Moyn is at his best when illuminating the work of the elite legal thinkers in this history, such as Telford Taylor’s indictment of American atrocities in Vietnam and Michael Ratner’s critique of humanitarian intervention during Bill Clinton’s presidency. He is less successful in explaining just how the purported increased humanity of war is driving the forever war. “Optics” matter (p. 5), he suggests, making it clear that the polity’s view of war is a crucial issue. However, because his core focus is on the history of ideas, the narrative does little to illuminate the way popular perceptions of U.S. war have changed over time. Here, the insights from other theorists and historians would be helpful. As Susan Sontag has demonstrated, the sight of inhumanity is not determinative of popular meaning. Reactions to what is seen are filtered by culture and ideology. Historian Marilyn Young emphasized the way the memory of war tends to valorize past conflict, dampening even soldiers’ accounts of the carnage they have experienced. John Dower, in his monumental Cultures of War, shows the way misunderstandings of the enemy, when fueled by racism, can result in colossal failures to understand actual threats. Deeper engagement with the American culture of war, and the way war has been perceived by the polity, would enable Moyn to paint a clearer picture of how humanitarian law may have exacerbated the absence of public interest in restraining war.

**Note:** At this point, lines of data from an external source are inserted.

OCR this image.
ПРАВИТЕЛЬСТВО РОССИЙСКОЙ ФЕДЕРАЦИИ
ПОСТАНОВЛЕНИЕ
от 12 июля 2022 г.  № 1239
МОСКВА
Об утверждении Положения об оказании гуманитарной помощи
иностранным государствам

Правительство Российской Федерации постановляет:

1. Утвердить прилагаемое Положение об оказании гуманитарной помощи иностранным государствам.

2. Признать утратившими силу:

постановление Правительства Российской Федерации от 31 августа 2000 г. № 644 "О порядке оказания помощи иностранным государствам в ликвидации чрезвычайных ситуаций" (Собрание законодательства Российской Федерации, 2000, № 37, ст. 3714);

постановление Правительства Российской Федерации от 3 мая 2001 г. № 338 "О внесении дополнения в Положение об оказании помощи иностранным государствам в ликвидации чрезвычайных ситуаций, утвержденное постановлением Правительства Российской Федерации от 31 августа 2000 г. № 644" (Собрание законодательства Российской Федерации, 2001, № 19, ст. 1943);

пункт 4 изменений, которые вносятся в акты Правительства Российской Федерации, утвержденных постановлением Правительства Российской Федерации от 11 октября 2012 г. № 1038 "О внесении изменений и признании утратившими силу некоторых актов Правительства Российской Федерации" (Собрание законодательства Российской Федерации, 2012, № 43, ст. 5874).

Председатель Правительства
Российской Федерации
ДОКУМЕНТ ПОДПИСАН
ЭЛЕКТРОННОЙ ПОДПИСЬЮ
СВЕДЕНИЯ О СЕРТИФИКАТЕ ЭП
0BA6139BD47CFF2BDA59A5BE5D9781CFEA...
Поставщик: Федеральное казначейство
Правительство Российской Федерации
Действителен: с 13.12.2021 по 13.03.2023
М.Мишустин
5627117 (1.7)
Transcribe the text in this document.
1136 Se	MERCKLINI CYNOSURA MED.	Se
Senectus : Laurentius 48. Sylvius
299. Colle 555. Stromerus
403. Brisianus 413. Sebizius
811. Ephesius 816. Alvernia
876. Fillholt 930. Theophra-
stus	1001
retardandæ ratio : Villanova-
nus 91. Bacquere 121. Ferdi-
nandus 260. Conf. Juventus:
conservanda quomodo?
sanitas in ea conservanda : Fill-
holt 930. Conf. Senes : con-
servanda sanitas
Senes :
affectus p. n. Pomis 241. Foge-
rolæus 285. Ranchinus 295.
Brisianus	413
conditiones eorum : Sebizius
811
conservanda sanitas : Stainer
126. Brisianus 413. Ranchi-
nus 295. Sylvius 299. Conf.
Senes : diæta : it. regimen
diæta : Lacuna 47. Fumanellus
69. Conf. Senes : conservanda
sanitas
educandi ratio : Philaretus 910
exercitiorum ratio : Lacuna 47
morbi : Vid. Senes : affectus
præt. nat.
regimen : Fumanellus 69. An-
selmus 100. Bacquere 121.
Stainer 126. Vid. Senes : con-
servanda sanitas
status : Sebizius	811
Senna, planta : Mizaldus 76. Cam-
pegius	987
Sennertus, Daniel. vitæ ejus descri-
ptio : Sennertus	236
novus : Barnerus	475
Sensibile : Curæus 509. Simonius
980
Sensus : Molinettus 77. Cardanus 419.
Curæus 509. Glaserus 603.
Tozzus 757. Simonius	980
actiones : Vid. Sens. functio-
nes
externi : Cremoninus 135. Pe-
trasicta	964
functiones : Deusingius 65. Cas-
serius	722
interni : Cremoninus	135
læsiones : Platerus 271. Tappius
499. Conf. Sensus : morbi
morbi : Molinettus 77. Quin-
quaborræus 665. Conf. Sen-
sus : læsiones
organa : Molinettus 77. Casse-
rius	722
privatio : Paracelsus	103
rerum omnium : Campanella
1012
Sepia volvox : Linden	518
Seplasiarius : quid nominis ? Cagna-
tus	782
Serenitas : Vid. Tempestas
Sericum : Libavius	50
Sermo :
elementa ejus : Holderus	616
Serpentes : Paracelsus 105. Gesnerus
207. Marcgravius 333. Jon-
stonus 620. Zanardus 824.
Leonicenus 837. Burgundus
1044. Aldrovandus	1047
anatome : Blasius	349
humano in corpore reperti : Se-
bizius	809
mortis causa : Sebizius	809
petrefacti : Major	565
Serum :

Attention to culture would also help unpack just what amelioration might accomplish. Tolstoy is again illuminating on this point. Moyn discusses the author’s argument that softening the cruelty in animal slaughter perpetuated the practice. The history of butchering shows, however, that efforts to improve the terrible treatment of animals corresponded with the movement of slaughtering from small neighborhood butcher shops to centralized locations. Over time, the geographic isolation of slaughterhouses from consumers of animal products made the meat production process abstract and unclear. Consumers came to encounter packaged pieces of meat rather than the sounds and smells of animal slaughter. This was not accomplished by a single change in the rules about the treatment of animals but rather involved the entire cultural experience of isolating meat eaters from what the killing looks, sounds, and smells like. Similarly, American civilians’ sight and sense of war is affected more by the geography and memory of U.S. wars than by the law of armed conflict. Similar to meat eaters, they tend not to think about the carnage accomplished on their behalf. If humanitarian law has helped the public to believe that remote killings are acceptable, it is part of a broader cultural understanding of U.S. conflict during an era when ongoing war elsewhere in the world has been a backdrop of American life in times of war and presumed “peace.”
“Swords have not been beaten into plowshares. They have been melted down for drones,” Moyn writes (p. 4). He is right that law has become a troublesome technology of forever war. Regrettably, however, the absence of robust limits on U.S. war is more deeply embedded, and more difficult to change, than legal rules.
Mary L. Dudziak is the Asa Griggs Candler Professor of Law at Emory University’s School of Law and the past president of the Society for Historians of American Foreign Relations. Her most recent book is Making the Forever War: Marilyn Young on the Culture and Politics of American Militarism (2021), co-edited with Mark Bradley. She is currently writing a history of the decline of democratic engagement with U.S. war.